One slightly brute-force-y way is to write a full Markov chain with 120 states. Each state has a 99% chance of going to the next, and an 1% chance of going to the start (including the start itself), except for the final one, which has 100% chance of resetting to start. Then calculate the expected number of visits to the start state. The transition matrix is ergodic, so we have no problems calculating its highest-eigenvalue (1) eigenvector which gives the stationary distribution (fraction of time spent in each state), and you can invert the first value to find the visitaton frequency.
Instead of creating a big matrix with 120 x 120 entries, most of them zero, you can do this same calculation with a bit of thinking. The stationary distribution must be such that each state has 99% times the previous state's fraction of time spent in it, except the first one which we'll call x.
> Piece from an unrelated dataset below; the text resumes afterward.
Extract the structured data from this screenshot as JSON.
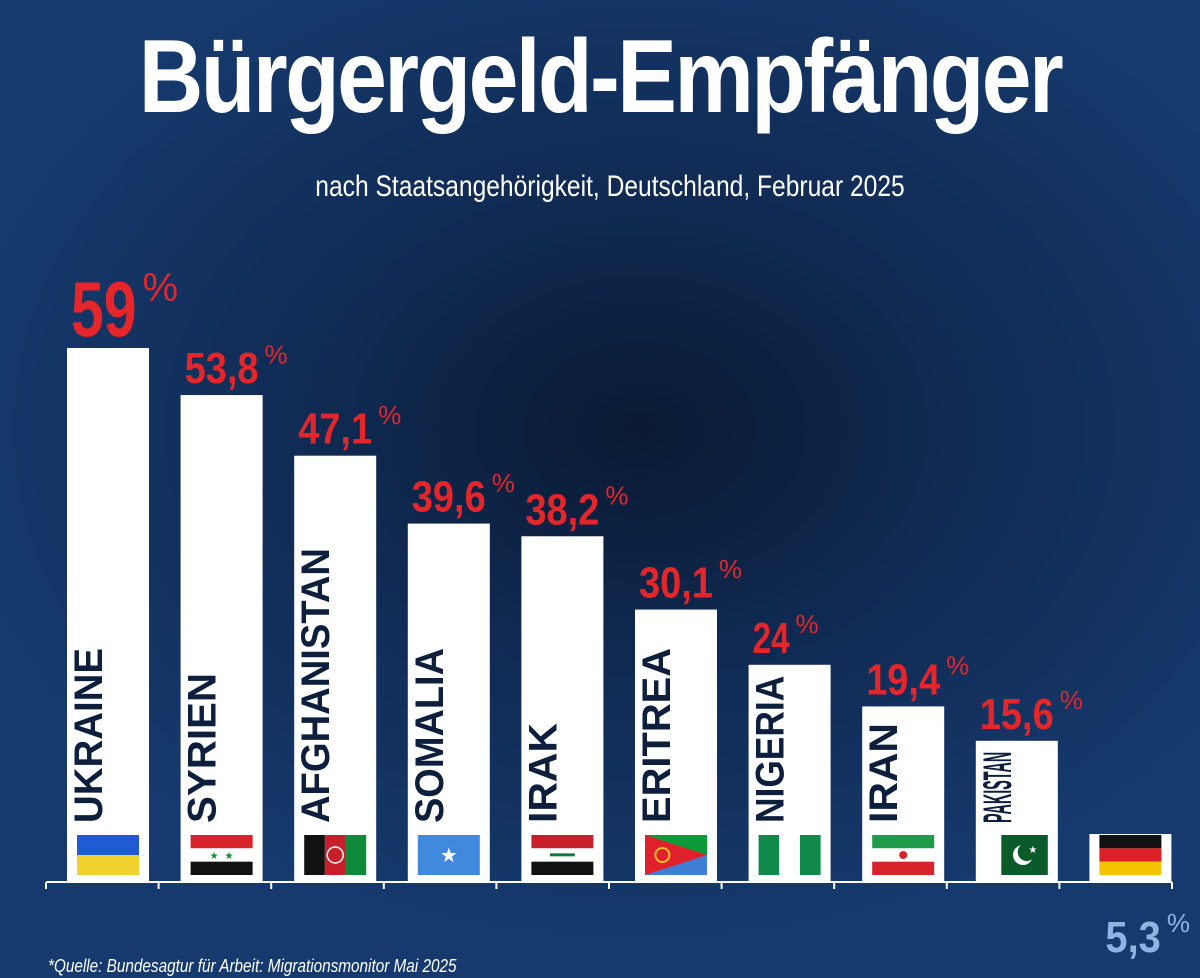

So you have 120 values, x + 0.99x + 0.99^(2)x + ... + 0.99^(119)x, adding up to 1. Factor to x(1 + 0.99 + 0.99^(2) + ... + 0.99^(119)) = 1, then use the formula for sums of geometric series to get x(1-0.99^(120))/(1-0.99) = 1, or 1/x = (1-0.99^(120))/(1-0.99) = approximately 70.06.
For time between visits, we're looking for 1/x, so we're done. The effective probability of getting a prize each step is just the probability of being in the first state each step x, or 1.43ish%. The time between visits of the last state (and therefore pity prizes/resets), then, is 1/(fraction of time spent there) = 1/(0.99^(119)x) = approx 231.68.